Eggplant, Or aubergine, is actually in the berry family but better known as a popular vegetable that can be baked, air-fried, grilled or more. It is made into soups, salads, main dishes, side dishes, and blends well with numerous other vegetables and cheeses.
Originating in China and India, eggplants have been around for thousands of years and come in all sizes and shapes, as well as a variety of colors, though purple is the most widely known. It arrived in the United States even more the colonists, as early as the 1500s
The eggplant family is one of the largest and most diverse of the vegetable plant families. The size and shape of the plants and the size and shape of the fruits vary tremendously, the purple eggplant is the most popular and grows well in tropical climates.
Here’s a recipe for eggplant and Feta with an easy to make tomato sauce if they also are bursting in your garden. Otherwise, canned tomatoes can be substituted, but it won’t taste quite as good.
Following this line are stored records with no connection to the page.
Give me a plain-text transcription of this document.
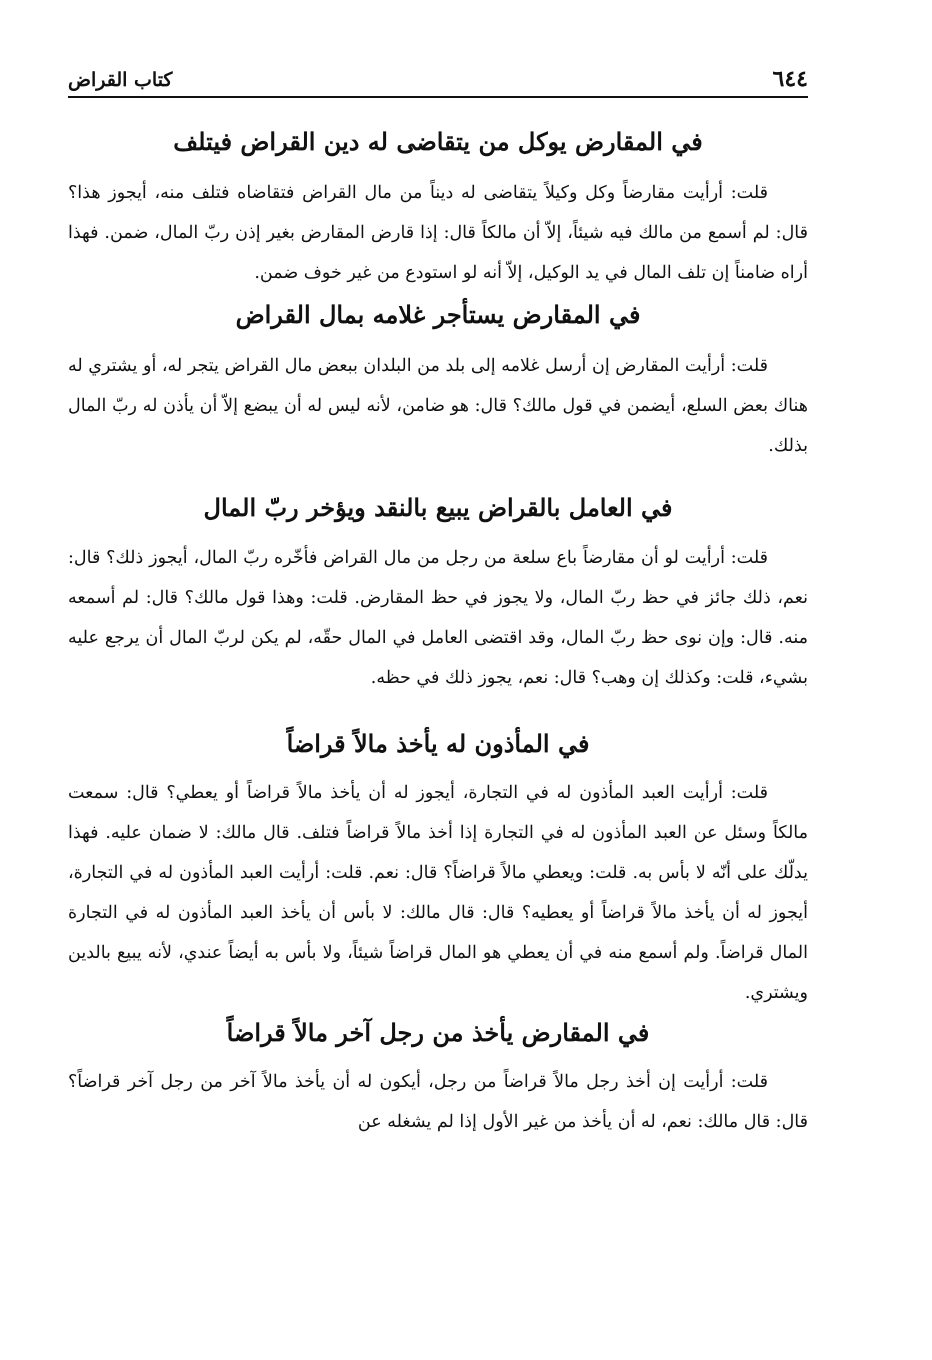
٦٤٤
كتاب القراض
في المقارض يوكل من يتقاضى له دين القراض فيتلف

قلت: أرأيت مقارضاً وكل وكيلاً يتقاضى له ديناً من مال القراض فتقاضاه فتلف منه، أيجوز هذا؟ قال: لم أسمع من مالك فيه شيئاً، إلاّ أن مالكاً قال: إذا قارض المقارض بغير إذن ربّ المال، ضمن. فهذا أراه ضامناً إن تلف المال في يد الوكيل، إلاّ أنه لو استودع من غير خوف ضمن.

في المقارض يستأجر غلامه بمال القراض

قلت: أرأيت المقارض إن أرسل غلامه إلى بلد من البلدان ببعض مال القراض يتجر له، أو يشتري له هناك بعض السلع، أيضمن في قول مالك؟ قال: هو ضامن، لأنه ليس له أن يبضع إلاّ أن يأذن له ربّ المال بذلك.

في العامل بالقراض يبيع بالنقد ويؤخر ربّ المال

قلت: أرأيت لو أن مقارضاً باع سلعة من رجل من مال القراض فأخّره ربّ المال، أيجوز ذلك؟ قال: نعم، ذلك جائز في حظ ربّ المال، ولا يجوز في حظ المقارض. قلت: وهذا قول مالك؟ قال: لم أسمعه منه. قال: وإن نوى حظ ربّ المال، وقد اقتضى العامل في المال حقّه، لم يكن لربّ المال أن يرجع عليه بشيء، قلت: وكذلك إن وهب؟ قال: نعم، يجوز ذلك في حظه.

في المأذون له يأخذ مالاً قراضاً

قلت: أرأيت العبد المأذون له في التجارة، أيجوز له أن يأخذ مالاً قراضاً أو يعطي؟ قال: سمعت مالكاً وسئل عن العبد المأذون له في التجارة إذا أخذ مالاً قراضاً فتلف. قال مالك: لا ضمان عليه. فهذا يدلّك على أنّه لا بأس به. قلت: ويعطي مالاً قراضاً؟ قال: نعم. قلت: أرأيت العبد المأذون له في التجارة، أيجوز له أن يأخذ مالاً قراضاً أو يعطيه؟ قال: قال مالك: لا بأس أن يأخذ العبد المأذون له في التجارة المال قراضاً. ولم أسمع منه في أن يعطي هو المال قراضاً شيئاً، ولا بأس به أيضاً عندي، لأنه يبيع بالدين ويشتري.

في المقارض يأخذ من رجل آخر مالاً قراضاً

قلت: أرأيت إن أخذ رجل مالاً قراضاً من رجل، أيكون له أن يأخذ مالاً آخر من رجل آخر قراضاً؟ قال: قال مالك: نعم، له أن يأخذ من غير الأول إذا لم يشغله عن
Eggplant, feta and tomato sauce
Slice eggplant lengthwise in half; score all over in a criss cross pattern, but do not cut through skin. The skin is edible, not necessary to peel.
Heat oven to 400 degrees. Brush eggplant with olive oil, sprinkle with salt.
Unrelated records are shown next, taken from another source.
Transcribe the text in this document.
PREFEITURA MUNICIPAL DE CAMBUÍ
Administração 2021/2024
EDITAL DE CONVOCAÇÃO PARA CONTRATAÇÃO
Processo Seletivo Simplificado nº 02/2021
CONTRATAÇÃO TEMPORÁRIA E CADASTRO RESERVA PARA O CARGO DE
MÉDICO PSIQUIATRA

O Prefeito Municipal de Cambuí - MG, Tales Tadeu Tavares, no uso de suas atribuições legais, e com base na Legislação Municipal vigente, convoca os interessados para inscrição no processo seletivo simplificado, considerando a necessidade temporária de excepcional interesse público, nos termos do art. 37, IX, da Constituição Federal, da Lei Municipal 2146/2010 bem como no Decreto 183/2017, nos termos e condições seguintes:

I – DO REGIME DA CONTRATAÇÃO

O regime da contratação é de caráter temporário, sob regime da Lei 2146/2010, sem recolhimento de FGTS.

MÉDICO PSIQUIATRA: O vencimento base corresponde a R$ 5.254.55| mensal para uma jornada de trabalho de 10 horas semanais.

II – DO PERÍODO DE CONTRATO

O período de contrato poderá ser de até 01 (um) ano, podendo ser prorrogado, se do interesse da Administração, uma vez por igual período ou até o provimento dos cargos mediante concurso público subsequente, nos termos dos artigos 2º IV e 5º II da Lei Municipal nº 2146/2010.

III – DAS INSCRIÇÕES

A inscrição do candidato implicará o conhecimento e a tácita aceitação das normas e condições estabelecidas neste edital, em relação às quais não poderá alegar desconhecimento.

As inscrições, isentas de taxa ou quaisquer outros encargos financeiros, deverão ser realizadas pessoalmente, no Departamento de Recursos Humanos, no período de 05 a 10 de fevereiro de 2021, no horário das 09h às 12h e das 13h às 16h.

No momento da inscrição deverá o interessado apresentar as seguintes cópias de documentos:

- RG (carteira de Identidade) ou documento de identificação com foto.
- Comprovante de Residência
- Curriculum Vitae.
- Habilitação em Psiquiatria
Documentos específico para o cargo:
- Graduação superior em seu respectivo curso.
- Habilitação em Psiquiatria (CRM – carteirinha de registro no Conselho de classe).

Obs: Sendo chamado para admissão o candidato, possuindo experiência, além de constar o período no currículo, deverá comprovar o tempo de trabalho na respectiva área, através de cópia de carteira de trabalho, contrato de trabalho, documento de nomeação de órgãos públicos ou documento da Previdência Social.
Bake open-face face down, each half in a separate baking dish, or side by side if in a single dish.
Bake for 45 minutes, until soft.
In the meantime, Heat ¼ Cup olive oil in large pan, add 5 cloves of sliced garlic.
Add: 2 Cups chopped tomatoes, ½ bunch chopped basil, 1 teaspoon pepper.
Simmer sauce simmer 15 minutes; add 2 t. sugar and 1 t. balsamic vinegar.
Pour sauce over eggplant and crumble 3 oz. Feta cheese on top. Bake another 15 minutes until sauce bubbles. Enjoy.